How To Do Well at Uni (Academically):
- Learn how to learn as soon as possible.
- Eg: Watching lectures in person is a waste of time. I absorb ~40% of information. Instead watch recordings. Take detailed notes. Ask ChatGPT for clarification on topics. Watch YouTube videos.
- Take Atomic Notes (at least this works for me.)
- Don’t stop writing until it could explain a topic to you if you completely forget it.
- Take advantage of compound effects. Pick small things to improve (eg: notetaking method, gym routine etc.). Eventually, this all compounds positively.
- Track your time. Constantly reflect where you spent most of your time. You’ll find a lot of it is spent not actually productively working.

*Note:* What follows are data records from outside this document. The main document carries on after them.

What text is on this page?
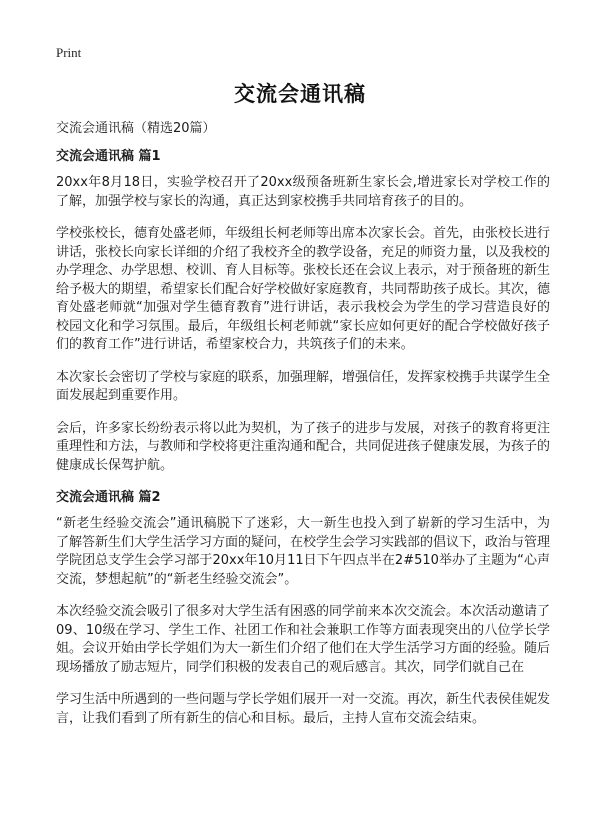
Print
交流会通讯稿
交流会通讯稿（精选20篇）
交流会通讯稿 篇1

20xx年8月18日，实验学校召开了20xx级预备班新生家长会,增进家长对学校工作的了解，加强学校与家长的沟通，真正达到家校携手共同培育孩子的目的。

学校张校长，德育处盛老师，年级组长柯老师等出席本次家长会。首先，由张校长进行讲话，张校长向家长详细的介绍了我校齐全的教学设备，充足的师资力量，以及我校的办学理念、办学思想、校训、育人目标等。张校长还在会议上表示，对于预备班的新生给予极大的期望，希望家长们配合好学校做好家庭教育，共同帮助孩子成长。其次，德育处盛老师就“加强对学生德育教育”进行讲话，表示我校会为学生的学习营造良好的校园文化和学习氛围。最后，年级组长柯老师就“家长应如何更好的配合学校做好孩子们的教育工作”进行讲话，希望家校合力，共筑孩子们的未来。

本次家长会密切了学校与家庭的联系，加强理解，增强信任，发挥家校携手共谋学生全面发展起到重要作用。

会后，许多家长纷纷表示将以此为契机，为了孩子的进步与发展，对孩子的教育将更注重理性和方法，与教师和学校将更注重沟通和配合，共同促进孩子健康发展，为孩子的健康成长保驾护航。

交流会通讯稿 篇2

“新老生经验交流会”通讯稿脱下了迷彩，大一新生也投入到了崭新的学习生活中，为了解答新生们大学生活学习方面的疑问，在校学生会学习实践部的倡议下，政治与管理学院团总支学生会学习部于20xx年10月11日下午四点半在2#510举办了主题为“心声交流，梦想起航”的“新老生经验交流会”。

本次经验交流会吸引了很多对大学生活有困惑的同学前来本次交流会。本次活动邀请了09、10级在学习、学生工作、社团工作和社会兼职工作等方面表现突出的八位学长学姐。会议开始由学长学姐们为大一新生们介绍了他们在大学生活学习方面的经验。随后现场播放了励志短片，同学们积极的发表自己的观后感言。其次，同学们就自己在

学习生活中所遇到的一些问题与学长学姐们展开一对一交流。再次，新生代表侯佳妮发言，让我们看到了所有新生的信心和目标。最后，主持人宣布交流会结束。
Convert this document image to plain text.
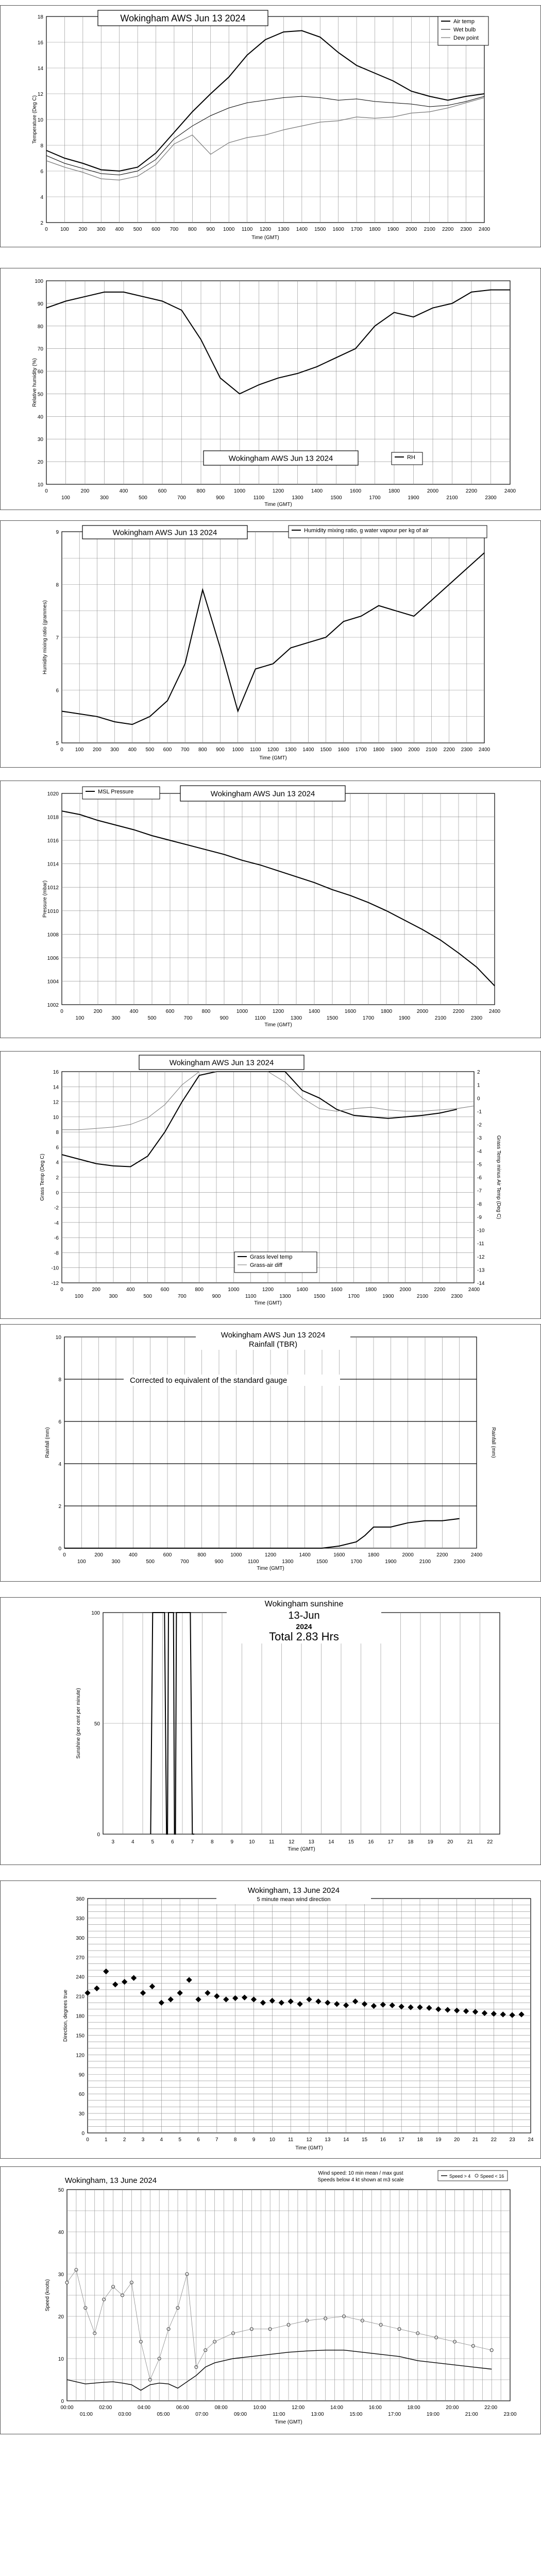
2
4
6
8
10
12
14
16
18
0 100 200 300 400 500 600 700 800 900 1000 1100 1200 1300 1400 1500 1600 1700 1800 1900 2000 2100 2200 2300 2400
Time (GMT)
Temperature (Deg C)
Wokingham AWS Jun 13 2024	Air temp
Wet bulb
Dew point
10
20
30
40
50
60
70
80
90
100
0	200	400	600	800	1000	1200	1400	1600	1800	2000	2200	2400
100	300	500	700	900	1100	1300	1500	1700	1900	2100	2300
Time (GMT)
Relative humidity (%)
Wokingham AWS Jun 13 2024	RH
5
6
7
8
9
0 100 200 300 400 500 600 700 800 900 1000 1100 1200 1300 1400 1500 1600 1700 1800 1900 2000 2100 2200 2300 2400
Time (GMT)
Humidity mixing ratio (grammes)
Wokingham AWS Jun 13 2024	Humidity mixing ratio, g water vapour per kg of air
1002
1004
1006
1008
1010
1012
1014
1016
1018
1020
0	200	400	600	800	1000	1200	1400	1600	1800	2000	2200	2400
100	300	500	700	900	1100	1300	1500	1700	1900	2100	2300
Time (GMT)
Pressure (mbar)
MSL Pressure	Wokingham AWS Jun 13 2024
-12
-10
-8
-6
-4
-2
0
2
4
6
8
10
12
14
16
-14
-13
-12
-11
-10
-9
-8
-7
-6
-5
-4
-3
-2
-1
0
1
2
0	200	400	600	800	1000	1200	1400	1600	1800	2000	2200	2400
100	300	500	700	900	1100	1300	1500	1700	1900	2100	2300
Time (GMT)
Grass Temp (Deg C)	Grass Temp minus Air Temp (Deg C)
Wokingham AWS Jun 13 2024
Grass level temp
Grass-air diff
0
2
4
6
8
10
0	200	400	600	800	1000	1200	1400	1600	1800	2000	2200	2400
100	300	500	700	900	1100	1300	1500	1700	1900	2100	2300
Time (GMT)
Rainfall (mm)	Rainfall (mm)
Wokingham AWS Jun 13 2024
Rainfall (TBR)
Corrected to equivalent of the standard gauge
0
50
100
3	4	5	6	7	8	9	10	11	12	13	14	15	16	17	18	19	20	21	22
Time (GMT)
Sunshine (per cent per minute)
Wokingham sunshine
13-Jun
2024
Total 2.83 Hrs
0
30
60
90
120
150
180
210
240
270
300
330
360
0	1	2	3	4	5	6	7	8	9	10	11	12 13 14 15 16 17 18 19 20 21 22 23 24
Time (GMT)
Direction, degrees true
Wokingham, 13 June 2024
5 minute mean wind direction
0
10
20
30
40
50
00:00	02:00	04:00	06:00	08:00	10:00	12:00	14:00	16:00	18:00	20:00	22:00
01:00	03:00	05:00	07:00	09:00	11:00	13:00	15:00	17:00	19:00	21:00	23:00
Time (GMT)
Speed (knots)
Wokingham, 13 June 2024
Wind speed: 10 min mean / max gust
Speeds below 4 kt shown at m3 scale
Speed > 4 Speed < 16
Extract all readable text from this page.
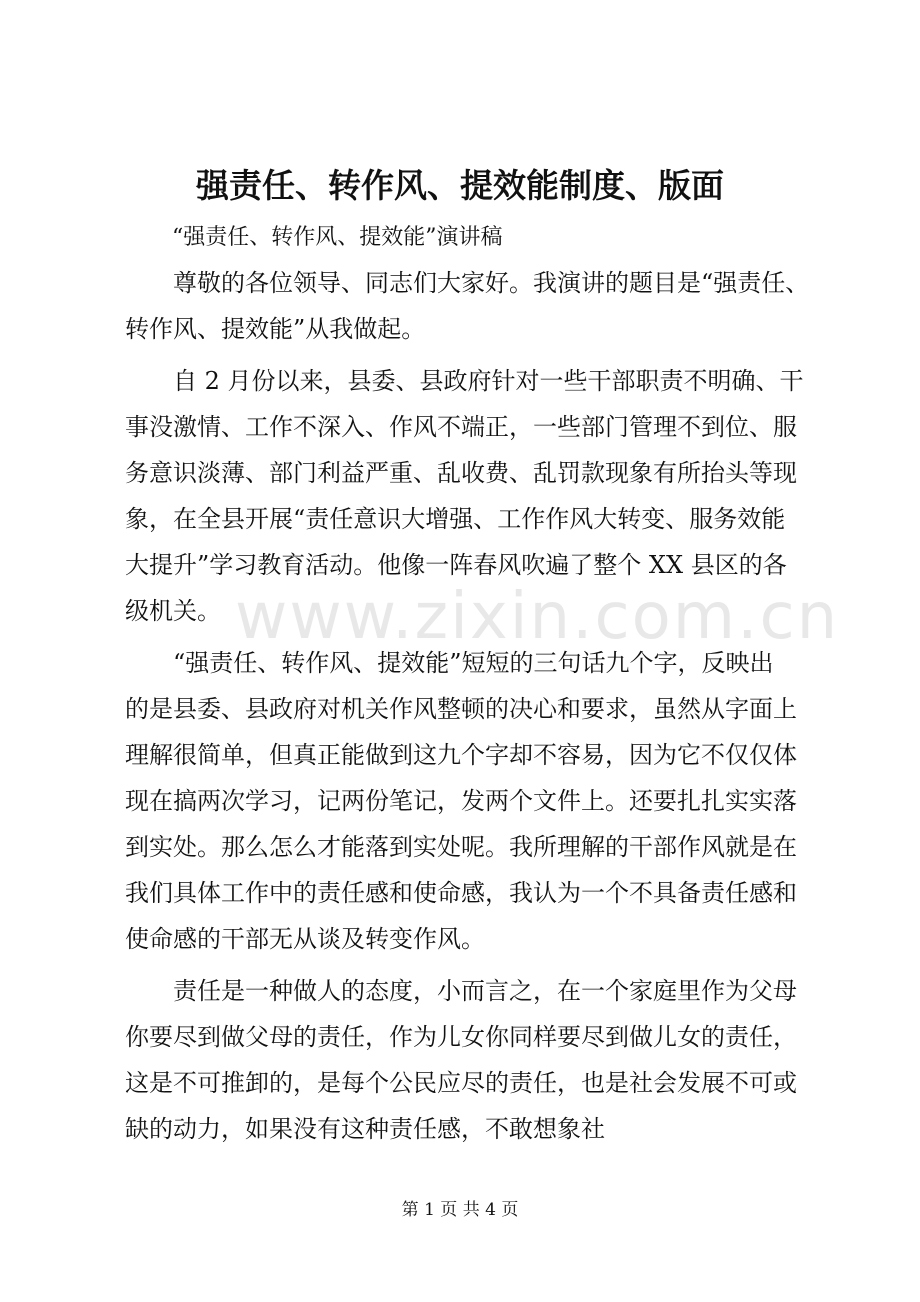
www.zixin.com.cn
强责任、转作风、提效能制度、版面
“强责任、转作风、提效能”演讲稿
尊敬的各位领导、同志们大家好。我演讲的题目是“强责任、
转作风、提效能”从我做起。
自 2 月份以来，县委、县政府针对一些干部职责不明确、干
事没激情、工作不深入、作风不端正，一些部门管理不到位、服
务意识淡薄、部门利益严重、乱收费、乱罚款现象有所抬头等现
象，在全县开展“责任意识大增强、工作作风大转变、服务效能
大提升”学习教育活动。他像一阵春风吹遍了整个 XX 县区的各
级机关。
“强责任、转作风、提效能”短短的三句话九个字，反映出
的是县委、县政府对机关作风整顿的决心和要求，虽然从字面上
理解很简单，但真正能做到这九个字却不容易，因为它不仅仅体
现在搞两次学习，记两份笔记，发两个文件上。还要扎扎实实落
到实处。那么怎么才能落到实处呢。我所理解的干部作风就是在
我们具体工作中的责任感和使命感，我认为一个不具备责任感和
使命感的干部无从谈及转变作风。
责任是一种做人的态度，小而言之，在一个家庭里作为父母
你要尽到做父母的责任，作为儿女你同样要尽到做儿女的责任，
这是不可推卸的，是每个公民应尽的责任，也是社会发展不可或
缺的动力，如果没有这种责任感，不敢想象社
第 1 页 共 4 页
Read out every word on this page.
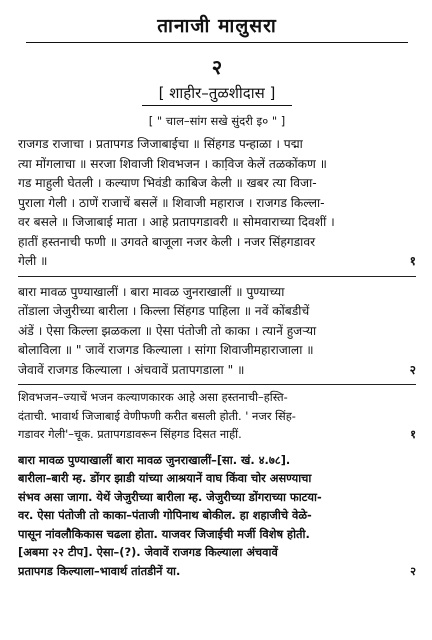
तानाजी मालुसरा
२
[ शाहीर–तुळशीदास ]
[ " चाल–सांग सखे सुंदरी इ० " ]
राजगड राजाचा । प्रतापगड जिजाबाईचा ॥ सिंहगड पन्हाळा । पद्मा
त्या मोंगलाचा ॥ सरजा शिवाजी शिवभजन । कावि़ज केलें तळकोंकण ॥
गड माहुली घेतली । कल्याण भिवंडी काबिज केली ॥ खबर त्या विजा-
पुराला गेली । ठाणें राजाचें बसलें ॥ शिवाजी महाराज । राजगड किल्ला-
वर बसले ॥ जिजाबाई माता । आहे प्रतापगडावरी ॥ सोमवाराच्या दिवशीं ।
हातीं हस्तनाची फणी ॥ उगवते बाजूला नजर केली । नजर सिंहगडावर
गेली ॥	१
बारा मावळ पुण्याखालीं । बारा मावळ जुनराखालीं ॥ पुण्याच्या
तोंडाला जेजुरीच्या बारीला । किल्ला सिंहगड पाहिला ॥ नवें कोंबडीचें
अंडें । ऐसा किल्ला झळकला ॥ ऐसा पंतोजी तो काका । त्यानें हुजऱ्या
बोलाविला ॥ " जावें राजगड किल्याला । सांगा शिवाजीमहाराजाला ॥
जेवावें राजगड किल्याला । अंचवावें प्रतापगडाला " ॥	२
शिवभजन–ज्याचें भजन कल्याणकारक आहे असा हस्तनाची–हस्ति-
दंताची. भावार्थ जिजाबाई वेणीफणी करीत बसली होती. ' नजर सिंह-
गडावर गेली'–चूक. प्रतापगडावरून सिंहगड दिसत नाहीं.	१
बारा मावळ पुण्याखालीं बारा मावळ जुनराखालीं–[सा. खं. ४.७८].
बारीला–बारी म्ह. डोंगर झाडी यांच्या आश्रयानें वाघ किंवा चोर असण्याचा
संभव असा जागा. येथें जेजुरीच्या बारीला म्ह. जेजुरीच्या डोंगराच्या फाटया-
वर. ऐसा पंतोजी तो काका–पंताजी गोपिनाथ बोकील. हा शहाजीचे वेळे-
पासून नांवलौकिकास चढला होता. याजवर जिजाईची मर्जी विशेष होती.
[अबमा २२ टीप]. ऐसा–(?). जेवावें राजगड किल्याला अंचवावें
प्रतापगड किल्याला–भावार्थ तांतडीनें या.	२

- Don’t charge your phone by your bedside. Don’t look at it the hour after you wake up.
- Sleep well.
- If you can take electives in your earlier years outside of your discipline, take them. I wholeheartedly regret not taking philosophy and history lectures. The best ideas come from interdisciplinary thinkers (Steve Jobs took calligraphy classes at Uni).
- Uni’s going to be tough.
Advice if I were just entering Uni:
- Locally optimise. Don’t globally optimise.
- Do things you enjoy. Join / make spaces where you’re with people who enjoy the same things. (Eg: EdinburghAI)
- You make the best friends through shared collective experiences. Go on as many trips as possible. Nights out count as ~ of the equivalent time on trips.
- Avoid like the plague people who actively drain your energy. Try and be someone who energises others.
- Build as much as you possible can, and do it in public. Join groups (or start one!) that show off these sorts of projects.
University Modules:
My notes are scattered across my vault (by definition of atomic notes lol). Some have some starting points (Calculus, Computer Systems), but even they’re incomplete. The best way is just to search and click around.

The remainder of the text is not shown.